Normalization
Quick definition
Normalization is the process of converting financial data in various source formats from different trading venues, exchanges, or data publishers to a single, standardized format.
This is most often applied in the context of market data, where it refers to the process of taking raw market data in different native formats and converting it to normalized market data. However, it can also apply to other forms of financial data like instrument definitions and reference data.
What is Normalization?
The primary advantage of normalizing market data is that it improves usability by providing a consistent format. This greatly simplifies the downstream code and business logic, which then only has to work with a single format or set of formats and doesn't need to have exchange-specific or venue-specific logic.

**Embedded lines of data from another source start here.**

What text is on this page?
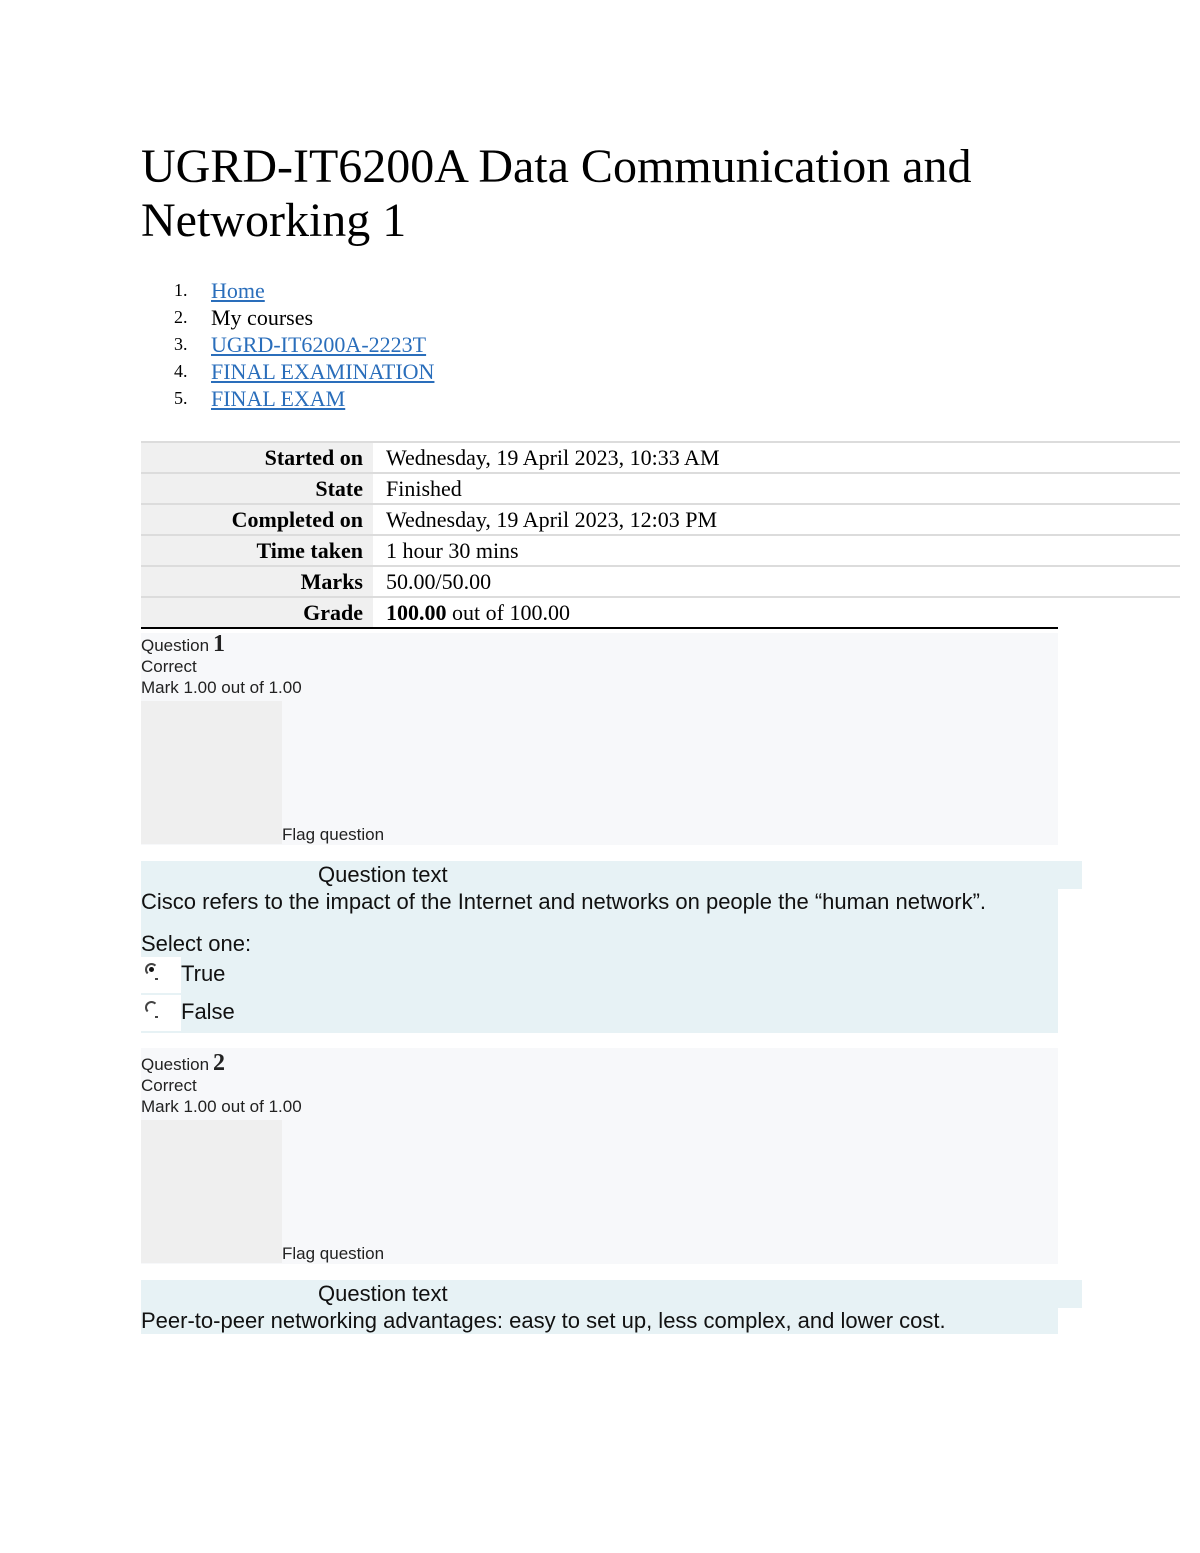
UGRD-IT6200A Data Communication and Networking 1
1. Home
2. My courses
3. UGRD-IT6200A-2223T
4. FINAL EXAMINATION
5. FINAL EXAM
Started on	Wednesday, 19 April 2023, 10:33 AM
State	Finished
Completed on	Wednesday, 19 April 2023, 12:03 PM
Time taken	1 hour 30 mins
Marks	50.00/50.00
Grade	100.00 out of 100.00
Question 1
Correct
Mark 1.00 out of 1.00
Flag question
Question text
Cisco refers to the impact of the Internet and networks on people the “human network”.
Select one:
True
False
Question 2
Correct
Mark 1.00 out of 1.00
Flag question
Question text
Peer-to-peer networking advantages: easy to set up, less complex, and lower cost.
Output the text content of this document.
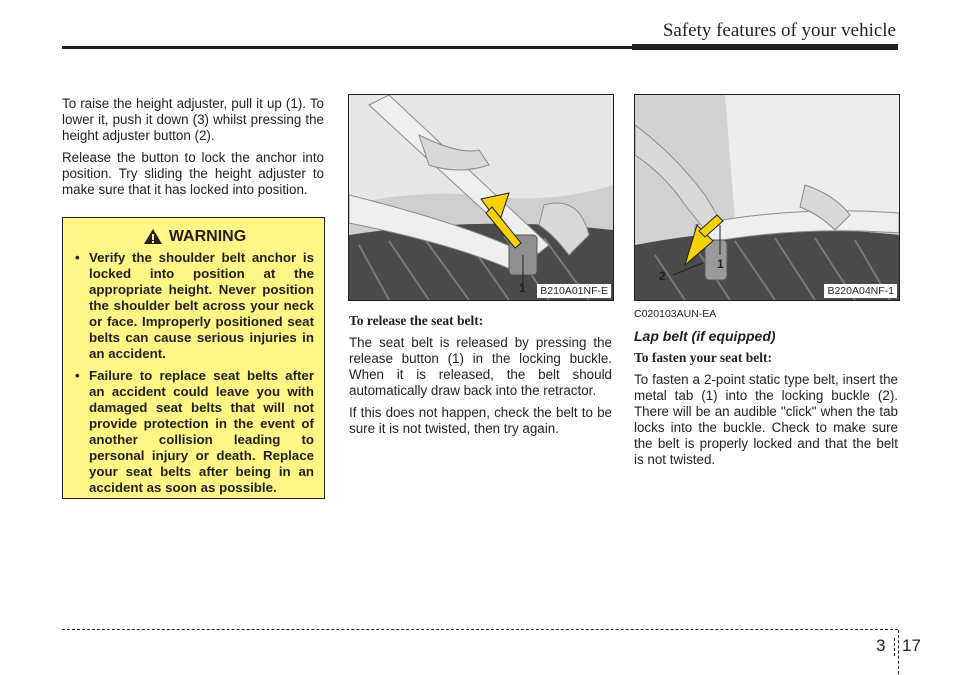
Safety features of your vehicle

To raise the height adjuster, pull it up (1). To lower it, push it down (3) whilst pressing the height adjuster button (2).

Release the button to lock the anchor into position. Try sliding the height adjuster to make sure that it has locked into position.

WARNING
• Verify the shoulder belt anchor is locked into position at the appropriate height. Never position the shoulder belt across your neck or face. Improperly positioned seat belts can cause serious injuries in an accident.
• Failure to replace seat belts after an accident could leave you with damaged seat belts that will not provide protection in the event of another collision leading to personal injury or death. Replace your seat belts after being in an accident as soon as possible.
1 B210A01NF-E
2
1
B220A04NF-1

To release the seat belt:

The seat belt is released by pressing the release button (1) in the locking buckle. When it is released, the belt should automatically draw back into the retractor.

If this does not happen, check the belt to be sure it is not twisted, then try again.

C020103AUN-EA

Lap belt (if equipped)

To fasten your seat belt:

To fasten a 2-point static type belt, insert the metal tab (1) into the locking buckle (2). There will be an audible "click" when the tab locks into the buckle. Check to make sure the belt is properly locked and that the belt is not twisted.

3 17
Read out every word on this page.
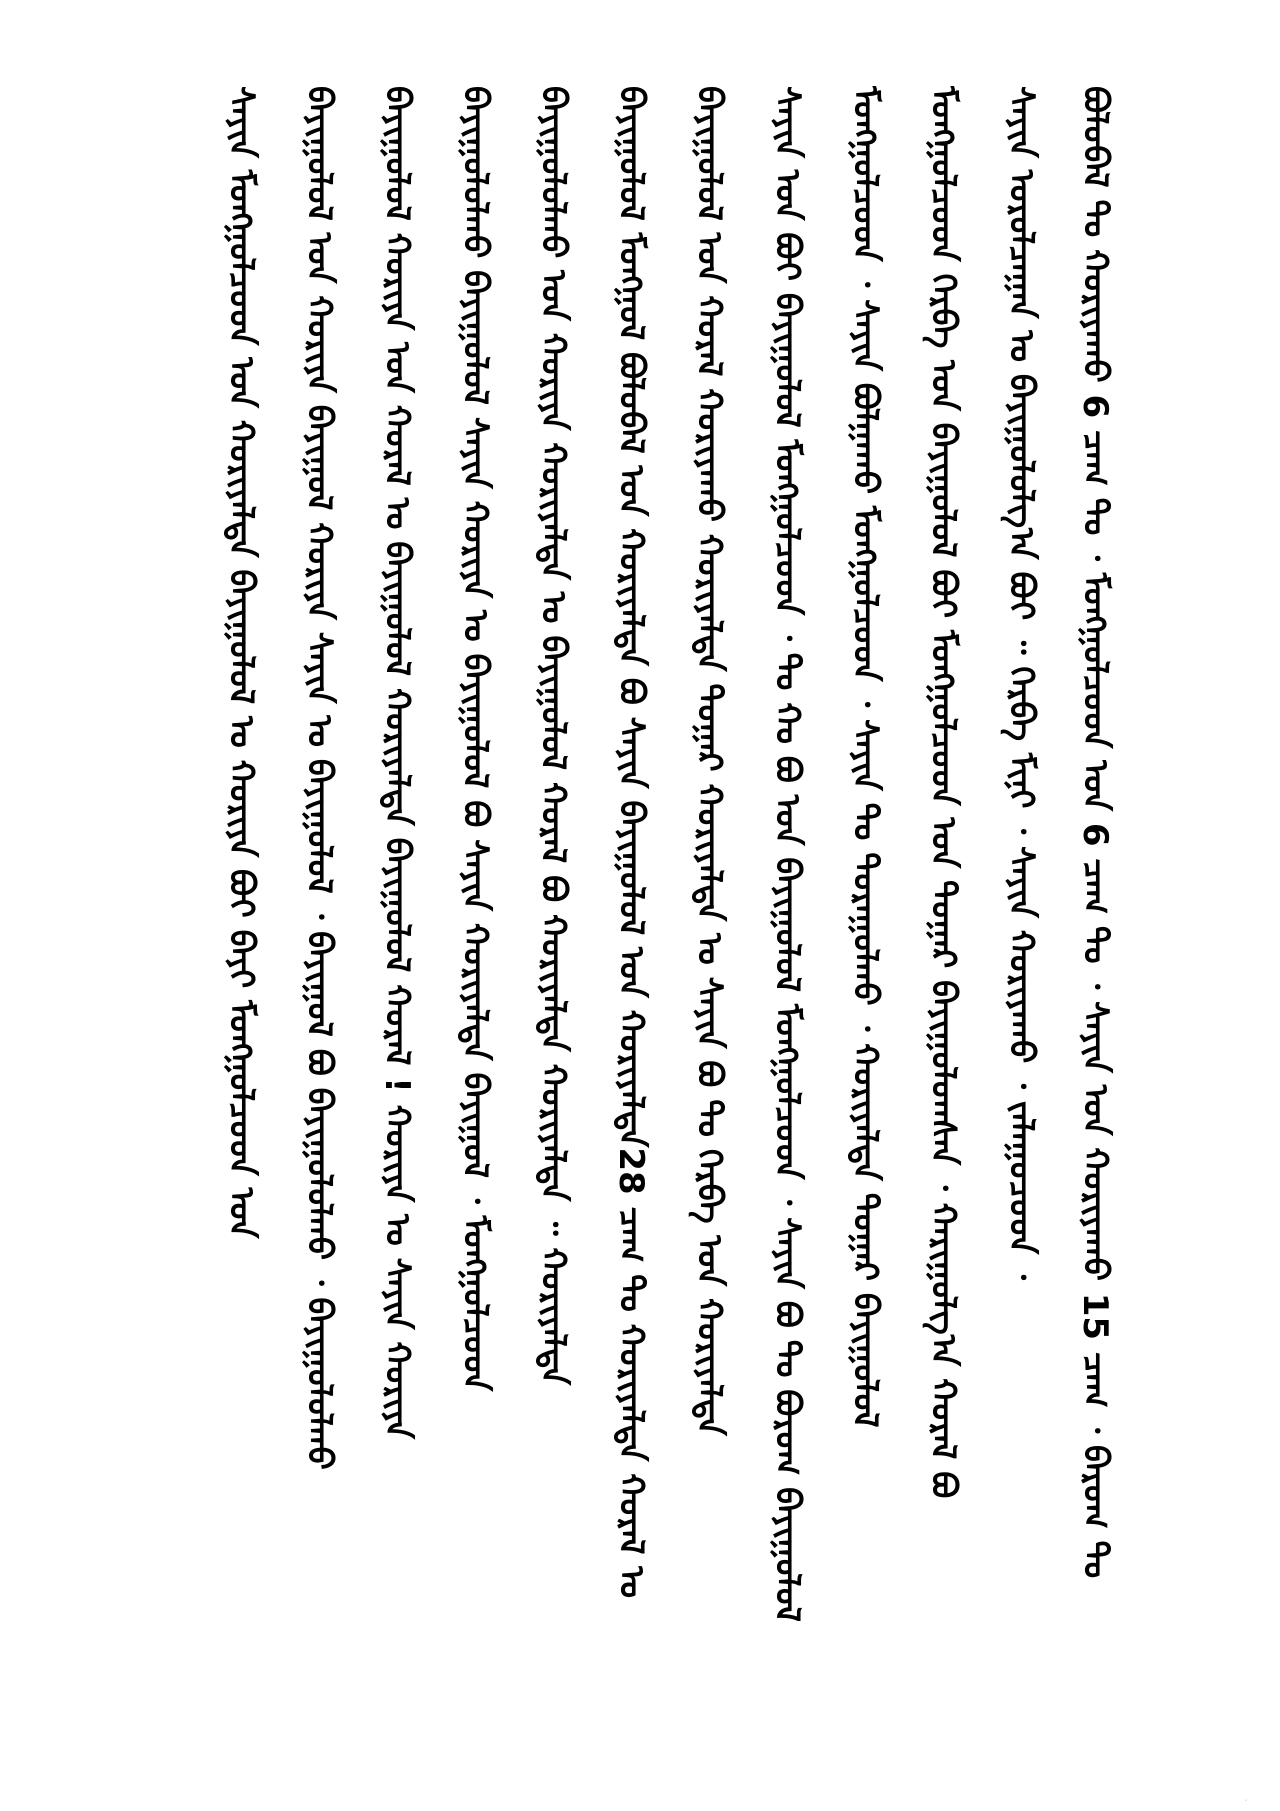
ᠰᠠᠶᠢᠨ ᠮᠣᠩᠭᠣᠯᠴᠤᠳ ᠤᠨ ᠬᠤᠷᠢᠶᠠᠯᠲᠠ ᠪᠠᠶᠢᠭᠤᠯᠤᠯ ᠤ ᠬᠤᠷᠢᠶᠠ ᠪᠤᠢ ᠪᠠᠶᠢ ᠮᠣᠩᠭᠣᠯᠴᠤᠳ ᠤᠨ ᠪᠠᠶᠢᠭᠤᠯᠤᠯ ᠤᠨ ᠬᠤᠷᠢᠶᠠ ᠪᠠᠶᠢᠭᠤᠯ ᠬᠤᠷᠢᠶᠠ ᠰᠠᠶᠢᠨ ᠤ ᠪᠠᠶᠢᠭᠤᠯᠤᠯ ᠂ ᠪᠠᠶᠢᠭᠤᠯ ᠪᠤ ᠪᠠᠶᠢᠭᠤᠯᠤᠯᠬᠤ ᠂ ᠪᠠᠶᠢᠭᠤᠯᠤᠯᠬᠤ ᠪᠠᠶᠢᠭᠤᠯᠤᠯ ᠬᠤᠷᠢᠶᠠ ᠤᠨ ᠬᠤᠷᠠᠯ ᠤ ᠪᠠᠶᠢᠭᠤᠯᠤᠯ ᠬᠤᠷᠢᠶᠠᠯᠲᠠ ᠪᠠᠶᠢᠭᠤᠯᠤᠯ ᠬᠤᠷᠠᠯ ! ᠬᠤᠷᠢᠶᠠ ᠤ ᠰᠠᠶᠢᠨ ᠬᠤᠷᠢᠶᠠ ᠪᠠᠶᠢᠭᠤᠯᠤᠯᠬᠤ ᠪᠠᠶᠢᠭᠤᠯᠤᠯ ᠰᠠᠶᠢᠨ ᠬᠤᠷᠢᠶᠠ ᠤ ᠪᠠᠶᠢᠭᠤᠯᠤᠯ ᠪᠤ ᠰᠠᠶᠢᠨ ᠬᠤᠷᠢᠶᠠᠯᠲᠠ ᠪᠠᠶᠢᠭᠤᠯ ᠂ ᠮᠣᠩᠭᠣᠯᠴᠤᠳ ᠪᠠᠶᠢᠭᠤᠯᠤᠯᠬᠤ ᠤᠨ ᠬᠤᠷᠢᠶᠠ ᠬᠤᠷᠢᠶᠠᠯᠲᠠ ᠤ ᠪᠠᠶᠢᠭᠤᠯᠤᠯ ᠬᠤᠷᠠᠯ ᠪᠤ ᠬᠤᠷᠢᠶᠠᠯᠲᠠ ᠬᠤᠷᠢᠶᠠᠯᠲᠠ ᠃ ᠬᠤᠷᠢᠶᠠᠯᠲᠠ ᠪᠠᠶᠢᠭᠤᠯᠤᠯ ᠮᠣᠩᠭᠣᠯ ᠪᠣᠯᠣᠪᠠᠯ ᠤᠨ ᠬᠤᠷᠢᠶᠠᠯᠲᠠ ᠪᠤ ᠰᠠᠶᠢᠨ ᠪᠠᠶᠢᠭᠤᠯᠤᠯ ᠤᠨ ᠬᠤᠷᠢᠶᠠᠯᠲᠠ28 ᠴᠠᠭ ᠲᠤ ᠬᠤᠷᠢᠶᠠᠯᠲᠠ ᠬᠤᠷᠠᠯ ᠤ ᠪᠠᠶᠢᠭᠤᠯᠤᠯ ᠤᠨ ᠬᠤᠷᠠᠯ ᠬᠤᠷᠢᠶᠠᠬᠤ ᠬᠤᠷᠢᠶᠠᠯᠲᠠ ᠳᠤᠭᠠᠷ ᠬᠤᠷᠢᠶᠠᠯᠲᠠ ᠤ ᠰᠠᠶᠢᠨ ᠪᠤ ᠲᠤ ᠬᠡᠷᠪᠡ ᠤᠨ ᠬᠤᠷᠢᠶᠠᠯᠲᠠ ᠰᠠᠶᠢᠨ ᠤᠨ ᠪᠤᠢ ᠪᠠᠶᠢᠭᠤᠯᠤᠯ ᠮᠣᠩᠭᠣᠯᠴᠤᠳ ᠂ ᠲᠤ ᠬᠤ ᠪᠤ ᠤᠨ ᠪᠠᠶᠢᠭᠤᠯᠤᠯ ᠮᠣᠩᠭᠣᠯᠴᠤᠳ ᠂ ᠰᠠᠶᠢᠨ ᠪᠤ ᠲᠤ ᠪᠤᠷᠤᠭ ᠪᠠᠶᠢᠭᠤᠯᠤᠯ ᠮᠣᠩᠭᠣᠯᠴᠤᠳ ᠂ ᠰᠠᠶᠢᠨ ᠪᠣᠯᠭᠠᠬᠤ ᠮᠣᠩᠭᠣᠯᠴᠤᠳ ᠂ ᠰᠠᠶᠢᠨ ᠲᠤ ᠳᠤᠷᠠᠭᠤᠯᠬᠤ ᠂ ᠬᠤᠷᠢᠶᠠᠯᠲᠠ ᠳᠤᠭᠠᠷ ᠪᠠᠶᠢᠭᠤᠯᠤᠯ ᠮᠣᠩᠭᠣᠯᠴᠤᠳ ᠬᠡᠷᠪᠡ ᠤᠨ ᠪᠠᠶᠢᠭᠤᠯᠤᠯ ᠪᠤᠢ ᠮᠣᠩᠭᠣᠯᠴᠤᠳ ᠤᠨ ᠳᠤᠭᠠᠷ ᠪᠠᠶᠢᠭᠤᠯᠤᠭᠰᠠᠨ ᠂ ᠬᠠᠷᠢᠭᠤᠯᠭ᠎ᠠ ᠬᠤᠷᠠᠯ ᠪᠤ ᠰᠠᠶᠢᠨ ᠤᠷᠤᠯᠴᠠᠭᠠᠨ ᠤ ᠪᠠᠶᠢᠭᠤᠯᠤᠯᠭ᠎ᠠ ᠪᠤᠢ ᠃ ᠬᠡᠷᠪᠡ ᠮᠢᠨᠢ ᠂ ᠰᠠᠶᠢᠨ ᠬᠤᠷᠢᠶᠠᠬᠤ ᠂ ᠵᠠᠯᠠᠭᠤᠴᠤᠳ ᠂ ᠪᠣᠯᠣᠪᠠᠯ ᠲᠤ ᠬᠤᠷᠢᠶᠠᠬᠤ 6 ᠴᠠᠭ ᠲᠤ ᠂ ᠮᠣᠩᠭᠣᠯᠴᠤᠳ ᠤᠨ 6 ᠴᠠᠭ ᠲᠤ ᠂ ᠰᠠᠶᠢᠨ ᠤᠨ ᠬᠤᠷᠢᠶᠠᠬᠤ 15 ᠴᠠᠭ ᠂ ᠪᠠᠷᠤᠭ ᠲᠤ
˙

Normalization will usually involve some degree of lossiness, but this trade-off can be beneficial. By simplifying the schema and removing unnecessary messages or fields, normalization reduces storage and bandwidth requirements while improving application performance.
For instance:
- Administrative messages and heartbeats, which may not be useful for generating trading signals, may be omitted to reduce storage size and bandwidth.
- Additional timestamps or timestamp precision may be irrelevant to a lower-frequency trading strategy and may also be removed to reduce storage size and bandwidth.
- Floating-point prices lose precision over exact fixed-decimal integer prices, but may only introduce negligible modeling errors while being easier to use with numerical libraries and mathematical routines.
- In highly liquid markets, order book snapshots may be unnecessary for recovery, as rapid turnover ensures that pre-existing orders are quickly filled or canceled, causing the order book state to become consistent eventually.
- Complex derivatives may have reference data or instrument definitions with a wider set of fields and properties. Often, these properties include classification codes which could be useful for administrative and instrument search, but could be irrelevant to a trading strategy.
A majority of trading participants only have access to normalized market data and do not have access to actual raw market data. Some vendors may advertised their normalized data as "unfiltered", "raw", "lossless", or "L3", but this is usually a misleading form of marketing since the vendor is not passing on a direct feed, a raw multicast feed, or historical packet captures—very few vendors actually distribute raw market data.
A downside of normalized market data, however, is that it is more prone to errors in the normalization process. Moreover, the normalization usually takes place within a data vendor's internal system, which is opaque to its end users. This makes it nearly impossible to verify lossiness in the normalization process without painstaking effort of triangulating the data against other vendors' normalized market data or comparing the data to raw market data like packet captures.
Raw market data, in the original source format or native wire protocol, leaves almost no room for errors. Errors in raw market data are usually limited to gaps, packet loss, and bit rot, which are easily identifiable from sequence numbers or checksums.
Another downside of normalized market data is that it may be too lossy and lose valuable information that more sophisticated participants, with access to raw market data, may have access to.
Most sophisticated trading participants will adopt a combination of raw and normalized market data depending on the use case, to strike an optimal balance between manageability and granularity. Some data vendors like Databento provide both raw and normalized market data, through its packet capture and API services.
- Unit standardization: Different markets may report prices in different units (cents, dollars, index points) or currencies. Normalized market data usually adopts a more uniform standard on units.
- Field mapping: Field names may be slightly different from one trading venue to another. For example, terms like "size", "depth", and "volume" often refer to the same
- Field deduplication: Some trading venues or data publishers have redundant fields in instrument definitions or incremental event messages for backward compatibility. Normalized data usually strips out redundant fields like this.
- Symbol standardization: Financial data usually comes with ticker symbols or instrument identifiers that differs across exchanges or data publishers. Normalization usually involves mapping these identifiers to a consistent symbology, such as ISIN, FIGI, RICs, CMS, CUSIP, etc.
- Timezone standardization: Exchanges often publish their raw market data in local timezone, and normalized market data usually adopts a single timezone like UTC or the local timezone of the trading firm that uses the data.
Despite similar names, normalization in the context of finance is unrelated to database or schema normalization and shouldn't be confused for one another. Database normalization refers to the process of structuring the schemas and tables of a relational database such that it reduces duplication of data.